Antes del Concilio Vaticano II, las misas se pronunciaban en latín. En la Edad Media hubo que emplear a muchos monjes, e incluso sacristanes, para ofrecer el oficio de misa en muchos rincones, pueblos y aldeas, de España, ante el insuficiente número de clérigos para hacerse cargo de esta cristiana tarea. Pronto surgió el problema: la mayoría de estos religiosos reconvertidos a sacerdotes desconocían o apenas dominaban el idioma de las liturgias, el latín, por lo que, para que los feligreses no repararan en ello, bisbiseaban la mayor parte del tiempo palabras ininteligibles e inaudibles por la concurrencia.

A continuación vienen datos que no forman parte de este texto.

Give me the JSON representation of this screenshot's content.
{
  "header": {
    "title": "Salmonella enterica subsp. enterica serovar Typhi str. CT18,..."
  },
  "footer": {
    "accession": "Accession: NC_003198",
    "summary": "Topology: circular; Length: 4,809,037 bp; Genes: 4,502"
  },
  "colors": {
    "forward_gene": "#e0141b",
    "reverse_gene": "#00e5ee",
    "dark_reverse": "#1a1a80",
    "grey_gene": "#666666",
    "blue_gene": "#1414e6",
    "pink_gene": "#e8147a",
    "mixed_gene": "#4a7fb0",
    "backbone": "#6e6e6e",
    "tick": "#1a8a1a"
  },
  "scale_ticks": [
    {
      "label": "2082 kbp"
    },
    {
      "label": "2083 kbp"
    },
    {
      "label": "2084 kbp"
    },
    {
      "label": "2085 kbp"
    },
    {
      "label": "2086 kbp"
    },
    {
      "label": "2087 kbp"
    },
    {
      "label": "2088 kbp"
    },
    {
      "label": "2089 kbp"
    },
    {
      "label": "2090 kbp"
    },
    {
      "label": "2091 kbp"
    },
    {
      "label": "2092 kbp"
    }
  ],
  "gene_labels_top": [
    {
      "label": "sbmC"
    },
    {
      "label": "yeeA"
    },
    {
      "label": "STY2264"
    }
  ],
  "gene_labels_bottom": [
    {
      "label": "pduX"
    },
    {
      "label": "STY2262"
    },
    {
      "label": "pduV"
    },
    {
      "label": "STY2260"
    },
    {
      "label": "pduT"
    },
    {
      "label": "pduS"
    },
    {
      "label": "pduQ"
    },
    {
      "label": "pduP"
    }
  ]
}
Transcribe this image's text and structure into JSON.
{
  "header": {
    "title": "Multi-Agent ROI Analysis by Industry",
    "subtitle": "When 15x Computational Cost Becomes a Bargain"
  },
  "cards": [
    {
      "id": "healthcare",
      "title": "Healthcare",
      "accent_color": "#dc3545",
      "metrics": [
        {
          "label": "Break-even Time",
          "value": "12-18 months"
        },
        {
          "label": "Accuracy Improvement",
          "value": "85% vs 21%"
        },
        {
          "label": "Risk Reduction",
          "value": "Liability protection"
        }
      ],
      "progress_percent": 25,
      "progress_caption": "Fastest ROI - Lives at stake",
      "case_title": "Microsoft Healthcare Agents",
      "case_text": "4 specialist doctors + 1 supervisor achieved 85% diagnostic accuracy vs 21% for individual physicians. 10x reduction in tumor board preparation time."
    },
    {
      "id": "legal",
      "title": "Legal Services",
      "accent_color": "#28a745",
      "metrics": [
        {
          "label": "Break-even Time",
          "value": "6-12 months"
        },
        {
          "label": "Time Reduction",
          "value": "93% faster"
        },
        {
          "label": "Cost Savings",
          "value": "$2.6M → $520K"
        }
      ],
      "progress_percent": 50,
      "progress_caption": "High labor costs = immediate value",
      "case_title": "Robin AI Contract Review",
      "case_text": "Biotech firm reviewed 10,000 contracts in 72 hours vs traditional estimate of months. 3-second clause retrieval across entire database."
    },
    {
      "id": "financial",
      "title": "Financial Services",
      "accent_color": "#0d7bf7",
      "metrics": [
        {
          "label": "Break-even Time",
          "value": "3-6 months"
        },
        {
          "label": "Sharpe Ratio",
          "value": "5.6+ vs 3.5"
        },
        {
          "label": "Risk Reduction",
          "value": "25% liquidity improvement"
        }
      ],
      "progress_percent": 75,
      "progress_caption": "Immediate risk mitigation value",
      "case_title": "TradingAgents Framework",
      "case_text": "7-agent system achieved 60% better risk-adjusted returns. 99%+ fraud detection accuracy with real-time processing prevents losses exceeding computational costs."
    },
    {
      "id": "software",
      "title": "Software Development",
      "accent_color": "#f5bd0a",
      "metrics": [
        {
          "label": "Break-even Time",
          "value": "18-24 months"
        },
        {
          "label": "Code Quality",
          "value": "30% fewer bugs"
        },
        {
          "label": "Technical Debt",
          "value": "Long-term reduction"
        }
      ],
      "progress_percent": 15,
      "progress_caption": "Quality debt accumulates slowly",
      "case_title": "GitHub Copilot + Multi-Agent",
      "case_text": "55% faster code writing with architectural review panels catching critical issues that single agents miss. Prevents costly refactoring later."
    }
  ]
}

¡Peor el remedio que la enfermedad!
Los feligreses no entendían de latines, pero sí reparaban en el aprieto del monje o sacristán de turno, que rápidamente se convertía en el hazmerreír del pueblo, siendo común y popular el comentario oportuno:
— Éste tampoco sabe de la misa la media.
Acuñándose la expresión a partir del siglo XVI, que aparte del origen burlesco inicial, también se empleaba para dejar claro que la feligresía tampoco se enteraba de la liturgia. Finalmente ha quedado como un dicho popular para referirse a alguien que no entiende de un asunto del que se le ha hablado.